Lorsque l’ennui se faisait trop présent au volant, je prenais une auto-stoppeuse. Ensemble, nous suivions le mouvement frénétique des essuie-glaces et les inévitables bavardages devenaient légions étrangères. Ainsi, j’avais pêché une jeune femme, rue du fossé, à la sortie de Gloviu. Elle se rendait à Metz. Agent de crématorium en panne et sans argent, j’étais tombé sur une espèce en voie d’exception. Son crâne rasé me rappelait ma vieille mère sur la fin, quand le cancer lui dévorait le cerveau de l’intérieur. Mais Héléna, ma charmante passagère, avait plutôt le style gothique et une poitrine débordée. Elle me commentait avec exaltation les différentes sortes d’arbres que nous dépassions. Je commençais à frémir en songeant que j’allais bientôt devoir m’arrêter, car elle souhaiterait immanquablement me remercier. Je l’imaginais déjà en train de me composer un bouquet garni de fleurs sauvages…

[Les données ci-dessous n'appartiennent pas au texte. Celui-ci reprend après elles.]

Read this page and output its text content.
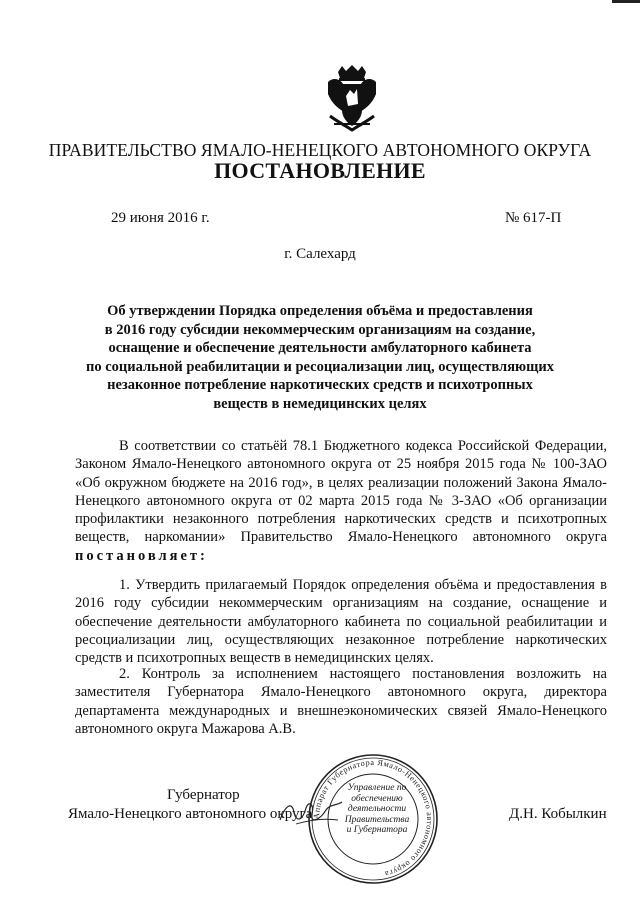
ПРАВИТЕЛЬСТВО ЯМАЛО-НЕНЕЦКОГО АВТОНОМНОГО ОКРУГА
ПОСТАНОВЛЕНИЕ
29 июня 2016 г.	№ 617-П
г. Салехард
Об утверждении Порядка определения объёма и предоставления
в 2016 году субсидии некоммерческим организациям на создание,
оснащение и обеспечение деятельности амбулаторного кабинета
по социальной реабилитации и ресоциализации лиц, осуществляющих
незаконное потребление наркотических средств и психотропных
веществ в немедицинских целях
В соответствии со статьёй 78.1 Бюджетного кодекса Российской Федерации, Законом Ямало-Ненецкого автономного округа от 25 ноября 2015 года № 100-ЗАО «Об окружном бюджете на 2016 год», в целях реализации положений Закона Ямало-Ненецкого автономного округа от 02 марта 2015 года № 3-ЗАО «Об организации профилактики незаконного потребления наркотических средств и психотропных веществ, наркомании» Правительство Ямало-Ненецкого автономного округа постановляет:
1. Утвердить прилагаемый Порядок определения объёма и предоставления в 2016 году субсидии некоммерческим организациям на создание, оснащение и обеспечение деятельности амбулаторного кабинета по социальной реабилитации и ресоциализации лиц, осуществляющих незаконное потребление наркотических средств и психотропных веществ в немедицинских целях.
2. Контроль за исполнением настоящего постановления возложить на заместителя Губернатора Ямало-Ненецкого автономного округа, директора департамента международных и внешнеэкономических связей Ямало-Ненецкого автономного округа Мажарова А.В.
Губернатор
Ямало-Ненецкого автономного округа	Д.Н. Кобылкин
Аппарат Губернатора Ямало-Ненецкого автономного округа
Управление по
обеспечению
деятельности
Правительства
и Губернатора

Je bénis le sursis, lorsqu’elle me déclara qu’un saule pleureur lui rappelait son dernier amant. Il avait fini interné. Aucun détail ne me fut épargné sur les pratiques de l’hidalgo et elle se mit ensuite à remonter le temps. Je me contentais d’acquiescer jusqu’au moment où elle sortit une photo de son chemisier échancré. Je devais absolument l’examiner.
– Je la porte près du coeur. C’est que je l’ai encore dans la peau, ce beau salaud !
Je n’ai jamais été contrariant et c’est ainsi que nous avions fini à la morgue. Deux trente-huit tonnes qui se doublaient étaient venus nous percuter au moment précis où je tournais la tête. Notre unique chance de survie aurait été que je braque dans l’intervalle, afin que nous nous retrouvions sur le bas-côté. La dernière chose que je vis fut le visage d’un jeune homme au teint aviné et faisant un doigt d’honneur. Ma rétine en fut ravie. Sur mon épitaphe, ma fille attentionnée a fait inscrire : « La vie est une urgence de chaque instant. » Je la connaissais à peine… Tant pis.